On a really bad day that year I remember trying to read Psalm 139 out loud to myself; but I couldn’t do it. The words would not come out of my mouth. Nothing came out but sobs, and the revelation that I didn’t believe a single word on the page. This was not humility. It was self hatred, and it was not from God. He didn’t want me to feel condemned, but I did, and no amount of prayer or truth could knock it out of me. Because I was dealing with the kind of mental illness that makes people finally pull that shaky trigger, or walk out into the middle of the ocean, or cut off their own ears.
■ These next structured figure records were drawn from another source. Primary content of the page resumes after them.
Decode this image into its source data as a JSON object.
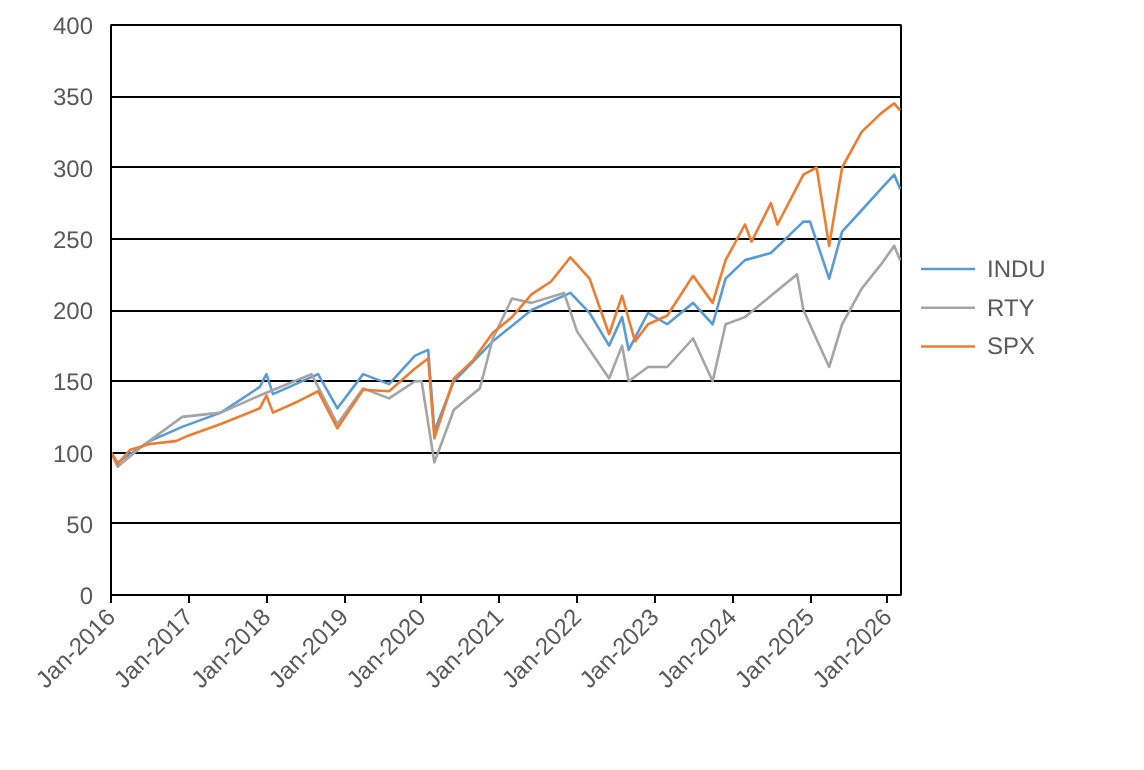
{
  "chart_data": {
    "type": "line",
    "xlim": [
      "2016-01-01",
      "2026-03-05"
    ],
    "xticks": [
      {
        "value": "2016-01-01",
        "label": "Jan-2016"
      },
      {
        "value": "2017-01-01",
        "label": "Jan-2017"
      },
      {
        "value": "2018-01-01",
        "label": "Jan-2018"
      },
      {
        "value": "2019-01-01",
        "label": "Jan-2019"
      },
      {
        "value": "2020-01-01",
        "label": "Jan-2020"
      },
      {
        "value": "2021-01-01",
        "label": "Jan-2021"
      },
      {
        "value": "2022-01-01",
        "label": "Jan-2022"
      },
      {
        "value": "2023-01-01",
        "label": "Jan-2023"
      },
      {
        "value": "2024-01-01",
        "label": "Jan-2024"
      },
      {
        "value": "2025-01-01",
        "label": "Jan-2025"
      },
      {
        "value": "2026-01-01",
        "label": "Jan-2026"
      }
    ],
    "ylim": [
      0,
      400
    ],
    "yticks": [
      0,
      50,
      100,
      150,
      200,
      250,
      300,
      350,
      400
    ],
    "grid": "y",
    "legend": "right",
    "marker": "none",
    "line_style": "solid",
    "series": [
      {
        "name": "INDU",
        "color": "#5b9bd5",
        "x": [
          "2016-01",
          "2016-02",
          "2016-07",
          "2016-12",
          "2017-06",
          "2017-12",
          "2018-01",
          "2018-02",
          "2018-09",
          "2018-12",
          "2019-04",
          "2019-08",
          "2019-12",
          "2020-02",
          "2020-03",
          "2020-06",
          "2020-12",
          "2021-06",
          "2021-12",
          "2022-03",
          "2022-06",
          "2022-08",
          "2022-09",
          "2022-12",
          "2023-03",
          "2023-07",
          "2023-10",
          "2023-12",
          "2024-03",
          "2024-07",
          "2024-12",
          "2025-01",
          "2025-04",
          "2025-06",
          "2025-09",
          "2025-12",
          "2026-02",
          "2026-03"
        ],
        "values": [
          100,
          93,
          108,
          118,
          128,
          146,
          155,
          141,
          155,
          131,
          155,
          148,
          168,
          172,
          115,
          150,
          178,
          200,
          212,
          198,
          175,
          195,
          172,
          198,
          190,
          205,
          190,
          222,
          235,
          240,
          262,
          262,
          222,
          255,
          270,
          285,
          295,
          285
        ]
      },
      {
        "name": "RTY",
        "color": "#a5a5a5",
        "x": [
          "2016-01",
          "2016-02",
          "2016-06",
          "2016-12",
          "2017-06",
          "2017-12",
          "2018-08",
          "2018-12",
          "2019-04",
          "2019-08",
          "2019-12",
          "2020-01",
          "2020-03",
          "2020-06",
          "2020-10",
          "2020-12",
          "2021-03",
          "2021-06",
          "2021-11",
          "2022-01",
          "2022-06",
          "2022-08",
          "2022-09",
          "2022-12",
          "2023-03",
          "2023-07",
          "2023-10",
          "2023-12",
          "2024-03",
          "2024-07",
          "2024-11",
          "2024-12",
          "2025-04",
          "2025-06",
          "2025-09",
          "2025-12",
          "2026-02",
          "2026-03"
        ],
        "values": [
          100,
          90,
          105,
          125,
          128,
          140,
          155,
          120,
          145,
          138,
          150,
          150,
          93,
          130,
          145,
          180,
          208,
          205,
          212,
          185,
          152,
          175,
          150,
          160,
          160,
          180,
          150,
          190,
          195,
          210,
          225,
          200,
          160,
          190,
          215,
          232,
          245,
          235
        ]
      },
      {
        "name": "SPX",
        "color": "#ed7d31",
        "x": [
          "2016-01",
          "2016-02",
          "2016-04",
          "2016-07",
          "2016-11",
          "2017-01",
          "2017-06",
          "2017-12",
          "2018-01",
          "2018-02",
          "2018-06",
          "2018-09",
          "2018-12",
          "2019-04",
          "2019-08",
          "2019-12",
          "2020-02",
          "2020-03",
          "2020-06",
          "2020-09",
          "2020-12",
          "2021-03",
          "2021-06",
          "2021-09",
          "2021-12",
          "2022-03",
          "2022-06",
          "2022-08",
          "2022-10",
          "2022-12",
          "2023-03",
          "2023-07",
          "2023-10",
          "2023-12",
          "2024-03",
          "2024-04",
          "2024-07",
          "2024-08",
          "2024-12",
          "2025-02",
          "2025-04",
          "2025-06",
          "2025-09",
          "2025-12",
          "2026-02",
          "2026-03"
        ],
        "values": [
          100,
          92,
          102,
          106,
          108,
          112,
          120,
          131,
          140,
          128,
          136,
          143,
          117,
          144,
          143,
          159,
          166,
          110,
          152,
          165,
          184,
          195,
          211,
          220,
          237,
          222,
          183,
          210,
          178,
          190,
          196,
          224,
          205,
          235,
          260,
          248,
          275,
          260,
          295,
          300,
          245,
          300,
          325,
          338,
          345,
          340
        ]
      }
    ]
  }
}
It’s an illness we don’t fully understand, but it’s an illness nonetheless. And I’ve decided to start treating it that way. I’ve decided to talk about it whenever I can, and encourage people to get the help they need. Even when, especially when, they don’t think they deserve it.


So if you’ve read this far, and identified with my story at all, please tell someone. I know there are people who say the wrong things, who don’t truly understand, but that doesn’t mean they don’t care. Find someone you trust and be as honest as you can stand. Fumble through the awkward darkness until someone can help you find the light switch. Do not keep crying alone in your bleak corner. You are wonderfully made in the image of a God who does not hate himself, who doesn’t want you to hate yourself either. You have nothing to be ashamed of. Even if you don’t believe it.


The things you think, feel, and believe when you’re depressed are simply not true. No matter how much they seem like they are. Instead they are symptoms of an unwell mind, and the first step in treating those symptoms is not obsessing over what causes our minds to become ill. Whether it’s a tendency we’re born with, a chemical imbalance, a spiritual funk, or the stress of hard times, the first step in treatment is opening up. May you find the courage to take that risk, and may light shine into your darkness, soon.